If you have been following my blogs, you know that I am starting back into sculpting. In my endeavor to get back into this I have been searching web sites and YouTube Videos about sculpting. One of particular interest to me is an artist named David Lemon, who sculpts mostly Native American Indian pieces. He does a marvellous job. (Give him a Google.)
As I was watching him sculpt and hearing his explanation of what he was doing, he revealed that he preferred to use Super Sculpey Grey Firm clay. I have used some sculpey before but not the grey firm. This stuff breaks off in your hand. In fact, you must cut this brick into small slabs and hold them in your hand to warm them up before they become suitable for anything.
Today I started just working with the clay – making it pliable enough to work with. It was crumbly, almost like a cracker. I would take a small piece and knead it over and over and over (for over an hour) before it became soft enough to use.
We in the Christian Faith know about being clay in the potters hands. Not until today did I really realize what that actually meant. You see, I have always used soft clay. It was already pliable. All the potter had to do was mold the clay into the right image. Today I learned that there is more to it than that.
Until we place ourselves in the Master’s hands to be made warm and pliable – ready to be used, we are of little good in becoming that which the Potter wants or needs to make of us. John Wesley was an educated man, priest of the church, with a method about his spiritual practices that would put us all to shame.
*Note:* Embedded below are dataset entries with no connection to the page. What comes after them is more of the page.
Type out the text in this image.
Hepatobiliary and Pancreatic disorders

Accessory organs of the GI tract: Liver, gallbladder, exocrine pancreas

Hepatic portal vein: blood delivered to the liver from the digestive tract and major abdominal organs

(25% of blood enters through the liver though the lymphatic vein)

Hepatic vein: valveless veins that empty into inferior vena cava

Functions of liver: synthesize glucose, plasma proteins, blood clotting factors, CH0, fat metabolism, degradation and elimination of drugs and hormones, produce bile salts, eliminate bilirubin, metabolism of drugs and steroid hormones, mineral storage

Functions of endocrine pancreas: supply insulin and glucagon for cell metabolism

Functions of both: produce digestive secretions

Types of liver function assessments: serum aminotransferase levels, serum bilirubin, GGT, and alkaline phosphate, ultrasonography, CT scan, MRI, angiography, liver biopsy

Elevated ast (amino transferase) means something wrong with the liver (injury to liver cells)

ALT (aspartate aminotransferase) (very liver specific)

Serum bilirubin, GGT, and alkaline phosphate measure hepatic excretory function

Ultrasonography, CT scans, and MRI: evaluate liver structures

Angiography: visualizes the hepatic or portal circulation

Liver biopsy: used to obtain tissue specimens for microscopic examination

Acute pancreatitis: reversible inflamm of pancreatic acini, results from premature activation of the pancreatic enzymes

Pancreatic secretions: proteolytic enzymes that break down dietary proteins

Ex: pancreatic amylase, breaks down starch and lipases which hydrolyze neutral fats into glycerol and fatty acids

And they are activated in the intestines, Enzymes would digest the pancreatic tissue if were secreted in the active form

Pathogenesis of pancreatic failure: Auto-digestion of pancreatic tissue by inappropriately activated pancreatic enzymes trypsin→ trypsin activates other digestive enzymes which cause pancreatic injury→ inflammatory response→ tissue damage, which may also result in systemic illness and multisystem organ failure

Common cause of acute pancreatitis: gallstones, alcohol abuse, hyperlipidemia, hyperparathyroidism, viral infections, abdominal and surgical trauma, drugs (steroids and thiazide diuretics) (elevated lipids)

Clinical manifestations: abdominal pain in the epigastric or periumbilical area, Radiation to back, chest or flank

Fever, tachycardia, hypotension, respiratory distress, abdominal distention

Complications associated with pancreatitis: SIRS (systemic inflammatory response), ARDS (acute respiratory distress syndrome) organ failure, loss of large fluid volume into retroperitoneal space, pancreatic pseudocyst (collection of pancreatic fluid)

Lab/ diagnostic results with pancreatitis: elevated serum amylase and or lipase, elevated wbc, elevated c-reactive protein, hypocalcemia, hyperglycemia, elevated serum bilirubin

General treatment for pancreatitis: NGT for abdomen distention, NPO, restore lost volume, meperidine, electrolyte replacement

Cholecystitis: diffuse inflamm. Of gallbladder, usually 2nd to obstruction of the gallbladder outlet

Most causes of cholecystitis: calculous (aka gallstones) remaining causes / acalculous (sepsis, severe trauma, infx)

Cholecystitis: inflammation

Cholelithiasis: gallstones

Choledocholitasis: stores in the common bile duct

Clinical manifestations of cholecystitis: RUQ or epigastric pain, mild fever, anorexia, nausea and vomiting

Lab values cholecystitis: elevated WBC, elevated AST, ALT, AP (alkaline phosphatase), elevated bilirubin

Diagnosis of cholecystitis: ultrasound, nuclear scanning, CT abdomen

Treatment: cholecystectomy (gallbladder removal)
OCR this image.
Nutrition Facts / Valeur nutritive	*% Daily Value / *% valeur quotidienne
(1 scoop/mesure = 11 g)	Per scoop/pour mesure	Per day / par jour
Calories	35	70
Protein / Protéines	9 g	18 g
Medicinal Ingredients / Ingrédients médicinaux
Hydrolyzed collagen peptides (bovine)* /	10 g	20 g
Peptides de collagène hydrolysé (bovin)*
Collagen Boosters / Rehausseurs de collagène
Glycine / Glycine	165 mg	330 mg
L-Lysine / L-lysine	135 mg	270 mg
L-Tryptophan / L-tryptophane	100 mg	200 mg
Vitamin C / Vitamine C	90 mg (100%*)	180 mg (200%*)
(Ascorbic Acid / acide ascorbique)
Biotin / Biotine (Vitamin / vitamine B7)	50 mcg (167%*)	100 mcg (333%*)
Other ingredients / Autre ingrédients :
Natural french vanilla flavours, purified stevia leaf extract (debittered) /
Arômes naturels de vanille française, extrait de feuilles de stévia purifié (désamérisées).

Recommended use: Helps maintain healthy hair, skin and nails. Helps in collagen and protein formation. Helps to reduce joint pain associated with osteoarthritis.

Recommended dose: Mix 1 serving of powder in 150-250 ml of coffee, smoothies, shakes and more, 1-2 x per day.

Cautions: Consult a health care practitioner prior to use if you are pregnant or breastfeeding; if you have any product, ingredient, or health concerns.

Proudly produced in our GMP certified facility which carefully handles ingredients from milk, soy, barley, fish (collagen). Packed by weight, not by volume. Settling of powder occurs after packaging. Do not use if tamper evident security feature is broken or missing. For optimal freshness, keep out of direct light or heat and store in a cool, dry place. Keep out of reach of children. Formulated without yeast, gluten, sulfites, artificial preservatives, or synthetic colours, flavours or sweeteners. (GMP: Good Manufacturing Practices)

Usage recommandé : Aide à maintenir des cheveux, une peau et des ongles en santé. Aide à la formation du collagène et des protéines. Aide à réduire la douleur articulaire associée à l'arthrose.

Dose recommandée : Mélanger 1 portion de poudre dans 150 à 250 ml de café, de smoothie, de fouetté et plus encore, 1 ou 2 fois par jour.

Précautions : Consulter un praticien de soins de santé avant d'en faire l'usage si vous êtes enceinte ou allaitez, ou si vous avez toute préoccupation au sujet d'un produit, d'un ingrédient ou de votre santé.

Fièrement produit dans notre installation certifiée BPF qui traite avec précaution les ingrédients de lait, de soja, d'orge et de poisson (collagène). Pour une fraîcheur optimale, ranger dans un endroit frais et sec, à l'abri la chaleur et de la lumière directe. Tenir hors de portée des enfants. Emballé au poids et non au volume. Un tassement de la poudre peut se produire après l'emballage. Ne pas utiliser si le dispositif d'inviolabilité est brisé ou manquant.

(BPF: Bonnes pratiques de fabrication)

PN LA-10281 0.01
He realized that the clay of his heart was strangely warmed as he joined a little group of people at a vespers service at Aldersgate Church and listened to Luther’s preface to Romans read out loud. It was then he knew for sure that he was saved by God’s grace alone – not his own works.
Forgive me for this wording, but I really believe that before Aldersgate Wesley walked with God. After Aldersgate Wesley walked in God. Before, he was striving to be obedient. After, he was striving to allow God to work through him. The clay was firmly in God’s loving and gracious hands.
Dear Lord, thank you for teaching an old dog some new insight into faith and grace. Take my life in the palm of your hand and warm me – knead me – until I can be more fully used to become what you have called me to be, in and through Jesus. Amen.